A similar oddity appears in Revelation 5:6. There John spoke of “the seven spirits of God that were sent out into all the world.” The word “spirits” is a neuter plural noun, but the word that amplifies that neuter noun (the participle “sent out”) is formed not as a neuter plural, as expected, but as a masculine plural. Would John’s teacher have whipped him if, as a schoolboy, he produced sentences like this? Is this just bad grammar? John knew that the Greek word “spirit” is neuter in gender, and he uses a neuter pronoun earlier in the text to refer to “spirit” (1:4). So perhaps his use of a masculine form here has some theological point to it. Perhaps his peculiar grammar was intended to signal to his readers that the sending of the (neuter) Spirit throughout the world is not some numinous, ethereal happening but is instead embodied in the lives of people—the masculine “sent out” doing double duty for both males and females. In this case, a grammatical peculiarity jars the audience’s attention and signals John’s theological conviction that the divine Spirit moves through this world in embodied form, within the lives of the devotees of that deity.

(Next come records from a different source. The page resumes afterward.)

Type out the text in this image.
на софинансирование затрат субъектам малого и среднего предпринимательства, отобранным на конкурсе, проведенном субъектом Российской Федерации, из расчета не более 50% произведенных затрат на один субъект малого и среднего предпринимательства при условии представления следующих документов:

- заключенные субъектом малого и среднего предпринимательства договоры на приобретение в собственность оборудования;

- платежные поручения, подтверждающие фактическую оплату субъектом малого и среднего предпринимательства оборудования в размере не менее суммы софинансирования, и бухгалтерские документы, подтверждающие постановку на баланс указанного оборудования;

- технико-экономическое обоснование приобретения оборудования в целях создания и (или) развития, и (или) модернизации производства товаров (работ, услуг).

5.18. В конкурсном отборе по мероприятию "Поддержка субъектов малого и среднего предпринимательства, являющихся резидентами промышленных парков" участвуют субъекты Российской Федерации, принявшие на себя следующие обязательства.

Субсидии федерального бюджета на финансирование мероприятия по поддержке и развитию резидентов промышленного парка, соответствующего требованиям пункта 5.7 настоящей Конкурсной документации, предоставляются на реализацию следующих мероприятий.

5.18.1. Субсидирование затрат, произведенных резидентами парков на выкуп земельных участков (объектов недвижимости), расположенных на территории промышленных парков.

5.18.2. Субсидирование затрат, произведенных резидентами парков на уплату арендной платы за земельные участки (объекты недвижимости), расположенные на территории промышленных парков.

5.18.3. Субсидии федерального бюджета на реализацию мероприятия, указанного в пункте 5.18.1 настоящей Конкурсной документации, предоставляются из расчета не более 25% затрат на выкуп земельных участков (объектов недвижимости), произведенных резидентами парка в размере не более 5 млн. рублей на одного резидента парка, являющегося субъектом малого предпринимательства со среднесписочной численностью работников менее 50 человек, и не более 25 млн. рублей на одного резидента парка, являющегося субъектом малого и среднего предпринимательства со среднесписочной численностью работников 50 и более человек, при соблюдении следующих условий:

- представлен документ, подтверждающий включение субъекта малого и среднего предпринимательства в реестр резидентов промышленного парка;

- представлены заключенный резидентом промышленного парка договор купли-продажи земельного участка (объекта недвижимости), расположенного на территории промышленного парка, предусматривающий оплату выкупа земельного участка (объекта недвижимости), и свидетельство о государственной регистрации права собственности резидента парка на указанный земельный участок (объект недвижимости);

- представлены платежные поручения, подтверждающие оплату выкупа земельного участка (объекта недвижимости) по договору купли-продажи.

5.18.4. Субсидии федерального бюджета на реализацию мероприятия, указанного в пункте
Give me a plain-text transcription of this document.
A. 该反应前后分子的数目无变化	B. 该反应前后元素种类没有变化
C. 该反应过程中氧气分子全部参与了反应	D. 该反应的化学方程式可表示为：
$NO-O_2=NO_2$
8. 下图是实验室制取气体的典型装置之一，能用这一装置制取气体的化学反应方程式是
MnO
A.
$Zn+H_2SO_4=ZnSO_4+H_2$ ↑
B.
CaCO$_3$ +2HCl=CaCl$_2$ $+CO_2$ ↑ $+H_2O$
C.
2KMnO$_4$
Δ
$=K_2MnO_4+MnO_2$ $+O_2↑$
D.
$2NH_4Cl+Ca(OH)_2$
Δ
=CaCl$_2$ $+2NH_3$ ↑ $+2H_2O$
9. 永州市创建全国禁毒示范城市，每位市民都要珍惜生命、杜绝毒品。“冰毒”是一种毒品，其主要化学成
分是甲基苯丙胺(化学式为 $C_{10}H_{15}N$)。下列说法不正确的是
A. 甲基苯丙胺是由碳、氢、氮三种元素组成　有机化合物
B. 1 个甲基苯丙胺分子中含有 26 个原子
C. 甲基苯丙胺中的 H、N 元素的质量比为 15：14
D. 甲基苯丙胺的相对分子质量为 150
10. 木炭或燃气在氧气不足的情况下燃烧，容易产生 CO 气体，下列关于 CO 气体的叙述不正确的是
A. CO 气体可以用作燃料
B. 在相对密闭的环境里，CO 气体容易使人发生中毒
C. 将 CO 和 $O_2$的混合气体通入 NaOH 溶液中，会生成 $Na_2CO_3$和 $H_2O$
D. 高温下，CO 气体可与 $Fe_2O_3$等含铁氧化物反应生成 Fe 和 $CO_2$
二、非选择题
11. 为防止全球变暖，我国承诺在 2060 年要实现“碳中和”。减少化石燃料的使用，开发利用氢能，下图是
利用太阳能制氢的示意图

The same practice of doing theology through grammatical oddity is probably evident in one other phenomenon that appears in various places in Revelation—that is, the mismatching of the subject and the verb in sentences. In 11:15, for instance, having mentioned “our Lord and his Messiah” as two separate figures, John continues his sentence with a singular subject of the sentence’s verb: “and he will reign forever and ever.” Is the one who reigns the “Lord” alone or his “Messiah” or both together as a single unity, “he”? In 22:3–4 the same thing happens. John refers to “the throne of God and of the Lamb,” but immediately, instead of using plural personal pronouns (e.g., “their”), he switches to a singular personal pronoun, “his”—“his servants,” “his face,” and “his name.” (The same thing happens in 6:17, where the original text probably did not include the word “their,” which seems to be an attempt by a later scribe to improve the grammar, but “his.”) While John consistently placed Christ within the realm of the divine, he seems to have been aware of the danger of referring to “God” and “the Messiah/Lamb” as separate deities. Seeking to avoid a polytheistic relationality within his depiction of the divine, John broke grammatical rules by using the singular verb form whenever “God” and “the Messiah/Lamb” are the verb’s subjects and by using singular pronouns when referring to them both.
Should the author of the Johannine apocalypse have spent more hours studying Greek grammar from his schoolteacher? Was his literary skill of inferior status? Or are these instances of an author intentionally breaking the rules of grammar in order to drive home important theological points?